From above him he hears Drumgold whisper urgently, “Get a move on, Harp. Roll over.”

Harper squirms on to his back and sees Drumgold and Isora above him, peering over the edge of the cement floor, which has crumbled and sunk where the old den has undermined it.

“Pull the grass and branches and stuff back around the opening behind you,” says Drumgold.

Harper reaches back and disguises the entrance. He hears footsteps crashing into the undergrowth from both sides. He eases himself upward until Drumgold puts a hand on his shoulder and mouths, “Freeze.”

The footsteps are alongside them. One of Anderson's men says, “They're not here.

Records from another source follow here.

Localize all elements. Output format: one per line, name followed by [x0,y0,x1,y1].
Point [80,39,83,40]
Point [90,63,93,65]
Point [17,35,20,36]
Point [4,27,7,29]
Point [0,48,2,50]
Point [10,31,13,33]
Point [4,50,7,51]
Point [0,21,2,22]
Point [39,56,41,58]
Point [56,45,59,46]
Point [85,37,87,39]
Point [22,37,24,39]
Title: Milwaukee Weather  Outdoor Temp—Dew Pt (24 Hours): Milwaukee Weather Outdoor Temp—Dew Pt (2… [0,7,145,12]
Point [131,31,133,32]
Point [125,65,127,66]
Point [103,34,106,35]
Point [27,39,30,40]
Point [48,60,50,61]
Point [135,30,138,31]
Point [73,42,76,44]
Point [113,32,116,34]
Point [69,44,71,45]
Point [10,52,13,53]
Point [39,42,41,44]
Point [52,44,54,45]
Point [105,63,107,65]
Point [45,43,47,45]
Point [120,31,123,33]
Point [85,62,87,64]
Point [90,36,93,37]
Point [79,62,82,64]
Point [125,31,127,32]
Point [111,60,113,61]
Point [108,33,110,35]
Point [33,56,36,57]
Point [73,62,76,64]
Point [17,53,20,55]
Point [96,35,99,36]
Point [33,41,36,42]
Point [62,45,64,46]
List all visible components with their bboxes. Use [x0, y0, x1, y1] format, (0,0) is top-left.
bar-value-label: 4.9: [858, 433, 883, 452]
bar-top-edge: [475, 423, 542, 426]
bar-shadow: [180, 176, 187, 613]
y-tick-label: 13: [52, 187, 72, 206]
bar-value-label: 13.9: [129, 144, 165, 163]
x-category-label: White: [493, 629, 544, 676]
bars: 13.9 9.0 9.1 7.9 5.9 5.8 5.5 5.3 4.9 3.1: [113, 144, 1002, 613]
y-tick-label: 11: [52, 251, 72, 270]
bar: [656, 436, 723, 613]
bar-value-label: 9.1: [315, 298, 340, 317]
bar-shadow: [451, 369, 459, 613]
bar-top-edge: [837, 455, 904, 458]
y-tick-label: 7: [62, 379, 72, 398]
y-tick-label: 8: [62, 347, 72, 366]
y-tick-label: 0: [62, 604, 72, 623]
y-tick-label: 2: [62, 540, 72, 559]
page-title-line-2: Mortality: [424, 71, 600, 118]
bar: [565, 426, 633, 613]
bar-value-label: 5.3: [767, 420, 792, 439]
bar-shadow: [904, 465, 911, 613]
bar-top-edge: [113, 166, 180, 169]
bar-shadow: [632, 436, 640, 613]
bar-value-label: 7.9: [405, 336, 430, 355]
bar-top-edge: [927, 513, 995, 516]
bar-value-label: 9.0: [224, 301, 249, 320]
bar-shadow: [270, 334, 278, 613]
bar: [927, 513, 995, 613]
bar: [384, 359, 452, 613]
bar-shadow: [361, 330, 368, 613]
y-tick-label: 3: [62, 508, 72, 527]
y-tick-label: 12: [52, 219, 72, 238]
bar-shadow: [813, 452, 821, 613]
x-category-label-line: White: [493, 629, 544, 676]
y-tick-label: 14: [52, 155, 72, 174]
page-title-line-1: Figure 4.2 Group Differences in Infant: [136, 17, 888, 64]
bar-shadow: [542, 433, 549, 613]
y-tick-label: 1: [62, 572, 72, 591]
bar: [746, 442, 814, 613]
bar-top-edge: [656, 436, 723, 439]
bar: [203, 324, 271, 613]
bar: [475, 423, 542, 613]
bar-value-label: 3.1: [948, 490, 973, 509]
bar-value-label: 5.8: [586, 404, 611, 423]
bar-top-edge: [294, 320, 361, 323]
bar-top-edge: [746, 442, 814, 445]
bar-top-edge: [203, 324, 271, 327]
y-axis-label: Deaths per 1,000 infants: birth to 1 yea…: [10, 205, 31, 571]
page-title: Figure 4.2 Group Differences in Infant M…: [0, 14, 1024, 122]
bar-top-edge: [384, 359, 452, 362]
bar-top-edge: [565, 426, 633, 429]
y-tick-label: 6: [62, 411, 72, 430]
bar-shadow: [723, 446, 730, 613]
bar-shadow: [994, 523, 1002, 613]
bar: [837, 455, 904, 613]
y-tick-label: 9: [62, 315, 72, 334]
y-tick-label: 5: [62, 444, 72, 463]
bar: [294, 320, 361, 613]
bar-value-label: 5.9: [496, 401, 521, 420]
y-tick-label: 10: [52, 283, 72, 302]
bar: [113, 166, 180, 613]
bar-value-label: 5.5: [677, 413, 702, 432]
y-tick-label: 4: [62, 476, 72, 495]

Maybe they climbed over the wall,” and Diamond Head says, “No way. They're in the grounds somewhere. You two stay by the shed. We'll check the other side of the house.” The footsteps move away.

Harper scrambles up beside Drumgold and Isora. George is straining to return to the burrow and she holds him tight on his leash. They look around. They are behind a rusting freezer, a stack of metal barrels, and two old tractors. They make their way carefully through them and find one side of the barn lined with garden machines – a ride-on mower, a cultivator, a snow blower, an ATV with a small trailer attached – and the other stacked with bales of straw. Cardboard packing cases are strewn around the floor.

Harper jokes, “Has anyone got a match?”

Drumgold reaches into his pocket and produces a lighter. He flips it open and holds the flame close to one of the bales.

Harper starts, “I didn't really mean–”

Drumgold says, “Let's teach Anderson and his men a lesson.”

They hear a car approaching and Drumgold says, “Talk of the devil. Quick, we can get out when they open the gates for him.”

He closes the lighter and returns it to his pocket. Harper discovers his pulse is racing. He tries to steady his breathing.

They squeeze back through the hole in the floor and make their way along the rear of the barn until they can see into the
yard. Diamond Head is opening a compartment in the far gate post. Droopy stands nearby. There's no sign of the other two security guards. A long black car, licence plate AA1, pulls up at the gate. Diamond Head taps at a console and the gates swing silently open. The car noses forward and stops.

Diamond Head says, “Good afternoon, Mr. Anderson.”

A man's voice says from the car, “Why are you standing around like this?”